Amitabh Kant: G20 must focus on development, not politics | India Business News

Ahead of the crucial summit in New Delhi, G20 sherpa Amitabh Kant told TOI that India will push the development agenda, while geopolitics can be discussed later as G20 was not the right forum for it. Excerpts:
From the first meeting in Andamans last year to next week’s meeting of sherpas in Manesar, how much distance have you travelled and are things on course?
We’ve covered huge ground. As PM Narendra Modi had desired, our presidency has been inclusive, decisive, ambitious and action-oriented. We’ve pursued this vision vigorously. We have driven a vast range of very positive, constructive and forward-looking consensus on a range of developmental issues. We have been pursuing the voice of the Global South. We have worked on the reform and redesign of multilateral financial institutions – what needs to be done and how new instruments can all play a key role in providing long-term financing to the Global South. The international financial architecture is weighed against the Global South and they need more resources. This is a key priority for us. Then there is a priority of technological transformation and digital public infrastructure (DPI), an area in which India has done a lot of work and created an alternative model to bring in greater financial inclusion and built a range of DPIs. Taking this to the world will be a key priority and another key priority is to provide greater impetus to women-led development. All along, our effort has been that we build consensus. G20 comprises both developed countries and developing countries, which are at various stages of development. The challenge is to bring consensus and bring everybody on board and yet bring in ambition.
What can the leaders expect when they come to Delhi?
They will come to a country, which is now the fifth largest economy and one which has driven a lot of development in the last eight-nine years. They will see our transformed economy, a very vibrant democracy, which is the mother of all democracies, they will see a very dynamic political leadership, they will see a country, which is determined to drive key global agenda and have them on a human centric basis. During the last 20 days, we are having detailed deliberations, which have gone late into the night to discuss the New Delhi leader’s statement. Every word is debated, discussed, and argued. We are confident that all the leaders would be happy to drive an ambitious progressive agenda. It’s a unique opportunity for the leaders to meet, interact and discuss all the pressing challenges which the world is confronted with. Our PM’s leadership will provide a unique opportunity of dynamism and inclusive growth.
In terms of the PM’s message, which he gave during the Bali meeting that this is not an era of war. How do you see that message being taken forward in this meeting?

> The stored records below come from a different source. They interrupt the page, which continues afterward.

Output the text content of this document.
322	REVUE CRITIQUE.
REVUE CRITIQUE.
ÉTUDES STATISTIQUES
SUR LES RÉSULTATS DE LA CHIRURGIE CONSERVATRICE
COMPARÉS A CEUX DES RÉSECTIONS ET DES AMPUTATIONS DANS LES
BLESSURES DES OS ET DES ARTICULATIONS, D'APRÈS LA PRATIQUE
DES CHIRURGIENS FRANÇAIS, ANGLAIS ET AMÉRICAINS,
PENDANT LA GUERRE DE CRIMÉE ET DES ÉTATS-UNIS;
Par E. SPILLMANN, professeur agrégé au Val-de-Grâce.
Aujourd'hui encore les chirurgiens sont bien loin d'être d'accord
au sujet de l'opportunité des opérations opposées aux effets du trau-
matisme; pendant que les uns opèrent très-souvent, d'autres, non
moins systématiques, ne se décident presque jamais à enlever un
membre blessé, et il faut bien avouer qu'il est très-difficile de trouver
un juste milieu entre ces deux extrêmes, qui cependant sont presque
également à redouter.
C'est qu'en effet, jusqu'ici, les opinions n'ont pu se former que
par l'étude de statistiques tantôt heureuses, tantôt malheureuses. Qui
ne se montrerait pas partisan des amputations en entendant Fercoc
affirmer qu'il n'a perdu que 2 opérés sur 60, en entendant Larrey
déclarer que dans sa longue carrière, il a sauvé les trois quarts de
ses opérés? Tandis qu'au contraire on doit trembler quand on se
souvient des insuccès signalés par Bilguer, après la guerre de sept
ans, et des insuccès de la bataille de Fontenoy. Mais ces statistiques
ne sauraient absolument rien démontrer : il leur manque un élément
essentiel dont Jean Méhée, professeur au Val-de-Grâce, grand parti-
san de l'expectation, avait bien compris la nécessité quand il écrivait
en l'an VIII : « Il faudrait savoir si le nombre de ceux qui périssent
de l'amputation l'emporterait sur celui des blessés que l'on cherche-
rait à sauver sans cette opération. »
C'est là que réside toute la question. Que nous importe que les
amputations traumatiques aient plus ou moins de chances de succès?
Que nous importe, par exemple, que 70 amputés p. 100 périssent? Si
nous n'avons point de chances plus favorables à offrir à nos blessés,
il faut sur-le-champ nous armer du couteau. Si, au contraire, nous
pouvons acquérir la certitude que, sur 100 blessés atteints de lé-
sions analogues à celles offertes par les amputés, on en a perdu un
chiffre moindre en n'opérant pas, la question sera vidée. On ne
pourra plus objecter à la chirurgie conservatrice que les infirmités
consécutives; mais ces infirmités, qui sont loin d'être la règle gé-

G20 is an economic forum. It’s a forum for growth, progress and inclusion. It’s not a political forum, the political forum is the United Nations. We had a similar challenge in Bali, where we fell back on the UN resolution to find a way out. Our attempt during our presidency has been to drive the developmental agenda. All these are key issues that are important. Ukraine is not our creation. Our view is that once we have discussed all the developmental issues and arrive at a consensus and move forward, we will take those issues up, and we will do our best to arrive at a constructive and positive discussion on the issues.
Should we expect some discussion on crypto, ethical use of AI and critical minerals, which the PM flagged over the weekend?
The PM had directed us to have a detailed deliberation on these issues as he is of the view that on all these issues, one country alone cannot find a solution. It will require global effort, it will require everybody to bring in consensus. All these issues will find a place for discussion at the leaders level, as a part of our One Earth, One family, one future. G20 is a very important body. Today, it’s more important than the UN Security Council. It’s the only body where you can arrive at a global consensus. Therefore, it’s important that this forum is utilised to discuss some of the key issues confronting the world.
Can you give our readers a sense of the massive logistical efforts that have been put in and the glimpses of what leaders will see?
Our objective will be to display India’s digital power, more than anything else. We would like to display the remarkable and the unique work that India has done on DPI and we would like everybody to experience it. The event is very compact, focused on G20 issues. The leaders will have very detailed deliberation over two days. There is a separate programme for the spouses.
Based on the ministerial meetings, there appear to be some gaps on climate and debt resolution for stressed countries. Which are the other areas where you need to put in more effort?
Right now, we are discussing issues of climate and energy. When we meet physically, the Sherpas will discuss geopolitics as well. Our attempt will be to close all these issues, where consensus was elusive at the ministerials.
The big question is whether we will finally manage to have a communique at the end of the leaders meeting?
Of course, we will have a communique. It will be very progressive, as the PM has said, it will be forward-looking and it will be very ambitious and action-oriented. There’s no doubt about it.
Are you confident of bridging the gaps over geopolitics, political issues?
The war has not been caused by us. It’s our objective that our presidency will be developmental. Throughout the year we brought consensus on all developmental issues. That’s a very major achievement. We should remain focused and steadfast on all developmental issues and not get excessively bogged down by a war, which is not our creation.